Why did Foxconn buy into GoPro?

1 minute read

Foxconn/RedSharkFoxconn headquarters

Who's the biggest electronics manufacturing company in the world? Samsung? Sony? Apple?

No, it's Hon Hai Precision, only slightly better known (and only because of Apple) as Foxconn. This 200,000-employee company probably makes most of the things that you like to spend your money on.

If you thought that Sony made the Playstation, it doesn't: Foxconn does. If you thought that Microsoft made the Xbox, it doesn't: Foxconn does. And we already know that Foxconn makes iPhones and iPads.

Megagiants

The scale of these megagiants is hard to comprehend. They don't just build computers from parts: they make the parts, and they make the bits that make the parts. Essentially they take metal ore, plastic granules, coal, water and sand in at one end, and they send computers, phones, camera and games consoles out at the other.

It is, quite literally, a factory the size of a city.

All of which makes yesterday's announcement that Foxconn has bought an 8.8% stake in GoPro something of a surprise - not least because it values GoPro at $2.25 billion. (Actually the investment is in Woodman Labs, of which GoPro is a trading name).

Foxconn says that "GoPro makes the world's most versatile cameras".

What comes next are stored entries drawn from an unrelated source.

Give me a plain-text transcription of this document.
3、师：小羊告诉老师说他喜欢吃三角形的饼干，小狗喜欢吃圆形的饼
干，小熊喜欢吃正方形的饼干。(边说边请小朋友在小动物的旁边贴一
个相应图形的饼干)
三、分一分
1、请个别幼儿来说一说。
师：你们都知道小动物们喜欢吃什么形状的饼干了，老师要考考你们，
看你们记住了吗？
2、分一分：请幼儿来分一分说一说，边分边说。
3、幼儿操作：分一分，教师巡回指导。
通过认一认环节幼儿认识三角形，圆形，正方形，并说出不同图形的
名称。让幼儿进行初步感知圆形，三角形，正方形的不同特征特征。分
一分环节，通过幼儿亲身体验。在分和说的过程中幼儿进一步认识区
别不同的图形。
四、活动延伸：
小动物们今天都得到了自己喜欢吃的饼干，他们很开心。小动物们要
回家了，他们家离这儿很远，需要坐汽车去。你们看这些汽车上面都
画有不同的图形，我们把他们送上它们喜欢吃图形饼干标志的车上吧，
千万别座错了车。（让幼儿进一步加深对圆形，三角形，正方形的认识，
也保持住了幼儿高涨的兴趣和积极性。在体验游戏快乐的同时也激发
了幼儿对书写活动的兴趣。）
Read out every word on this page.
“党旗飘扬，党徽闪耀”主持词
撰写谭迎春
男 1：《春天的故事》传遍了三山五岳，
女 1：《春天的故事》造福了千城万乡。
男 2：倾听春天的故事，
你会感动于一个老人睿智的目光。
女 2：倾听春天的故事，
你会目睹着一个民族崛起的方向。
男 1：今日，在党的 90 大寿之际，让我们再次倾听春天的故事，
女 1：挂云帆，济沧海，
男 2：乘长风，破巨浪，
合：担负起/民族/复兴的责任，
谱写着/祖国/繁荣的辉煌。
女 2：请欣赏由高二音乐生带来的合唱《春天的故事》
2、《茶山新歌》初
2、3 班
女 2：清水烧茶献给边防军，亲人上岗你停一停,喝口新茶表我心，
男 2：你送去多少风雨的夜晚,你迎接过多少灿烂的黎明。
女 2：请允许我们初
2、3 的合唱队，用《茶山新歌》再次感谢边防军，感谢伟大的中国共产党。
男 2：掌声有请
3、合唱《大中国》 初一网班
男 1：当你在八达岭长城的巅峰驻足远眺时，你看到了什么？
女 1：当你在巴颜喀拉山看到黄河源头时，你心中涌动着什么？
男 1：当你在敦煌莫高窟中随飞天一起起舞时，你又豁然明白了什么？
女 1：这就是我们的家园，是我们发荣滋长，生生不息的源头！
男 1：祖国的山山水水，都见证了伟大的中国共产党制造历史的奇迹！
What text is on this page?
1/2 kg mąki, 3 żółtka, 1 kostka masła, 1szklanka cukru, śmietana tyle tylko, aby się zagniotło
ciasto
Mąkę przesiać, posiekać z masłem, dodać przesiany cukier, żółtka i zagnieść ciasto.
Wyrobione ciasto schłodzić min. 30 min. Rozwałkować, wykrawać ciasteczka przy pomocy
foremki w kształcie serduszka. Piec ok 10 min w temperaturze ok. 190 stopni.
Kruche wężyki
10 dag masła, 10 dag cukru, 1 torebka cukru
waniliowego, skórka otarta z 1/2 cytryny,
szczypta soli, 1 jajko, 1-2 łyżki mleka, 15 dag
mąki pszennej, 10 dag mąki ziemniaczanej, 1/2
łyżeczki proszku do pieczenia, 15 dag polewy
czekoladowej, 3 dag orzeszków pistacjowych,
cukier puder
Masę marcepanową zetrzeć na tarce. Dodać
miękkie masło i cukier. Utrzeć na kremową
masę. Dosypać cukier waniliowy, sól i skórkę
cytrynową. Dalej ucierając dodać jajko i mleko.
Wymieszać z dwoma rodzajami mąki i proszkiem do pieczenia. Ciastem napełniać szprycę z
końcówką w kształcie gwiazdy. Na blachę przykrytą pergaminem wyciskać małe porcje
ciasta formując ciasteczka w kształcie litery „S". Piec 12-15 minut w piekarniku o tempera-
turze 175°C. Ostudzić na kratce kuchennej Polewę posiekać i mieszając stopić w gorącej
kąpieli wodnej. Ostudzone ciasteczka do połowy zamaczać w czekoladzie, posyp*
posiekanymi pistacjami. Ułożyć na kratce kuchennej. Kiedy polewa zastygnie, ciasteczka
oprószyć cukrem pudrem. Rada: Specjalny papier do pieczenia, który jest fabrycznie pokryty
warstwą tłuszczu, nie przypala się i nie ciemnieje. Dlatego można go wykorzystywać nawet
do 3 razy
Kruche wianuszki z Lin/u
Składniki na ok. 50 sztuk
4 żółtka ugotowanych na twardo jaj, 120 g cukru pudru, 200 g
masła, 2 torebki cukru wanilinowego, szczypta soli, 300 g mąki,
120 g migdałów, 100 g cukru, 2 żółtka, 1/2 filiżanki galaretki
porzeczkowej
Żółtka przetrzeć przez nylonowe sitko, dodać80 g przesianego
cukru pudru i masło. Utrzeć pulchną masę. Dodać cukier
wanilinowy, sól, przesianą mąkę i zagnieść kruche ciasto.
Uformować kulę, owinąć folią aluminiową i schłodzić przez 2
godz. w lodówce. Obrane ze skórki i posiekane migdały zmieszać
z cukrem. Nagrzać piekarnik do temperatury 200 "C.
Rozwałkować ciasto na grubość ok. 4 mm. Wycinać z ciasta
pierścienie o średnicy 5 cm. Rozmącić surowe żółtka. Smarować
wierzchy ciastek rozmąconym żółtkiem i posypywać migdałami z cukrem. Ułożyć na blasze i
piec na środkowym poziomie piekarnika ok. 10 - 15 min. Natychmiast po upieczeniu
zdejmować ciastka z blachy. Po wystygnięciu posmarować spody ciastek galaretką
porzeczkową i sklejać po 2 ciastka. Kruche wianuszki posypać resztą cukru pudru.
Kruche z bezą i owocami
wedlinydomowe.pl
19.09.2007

Terry Gou, Foxconn's Founder and CEO will have a place on GoPro's board, and talks effusively about Nick Woodman, GoPro's founder: "The first time I saw Nick Woodman, I immediately know he was an outstanding entrepreneur who has the caliber to be very successful in this business".

Consumer brand ambitions?

Foxconn's core business is making products for well-known manufacturers, not competing with them. But is this the first sign that Foxconn is flexing its muscles before becoming a consumer electronics brand in its own right? Or is it going to achieve essentially the same thing but undercover, content to merely own the brands it sells its products through?

Because of this, all of your previous perceptions about the relative size of electronics brands are quite possibly invalid. One suspects that if it wanted to, Foxconn could simply become the next Sony, Samsung or Apple. It's not as if it doesn't know how to make the stuff.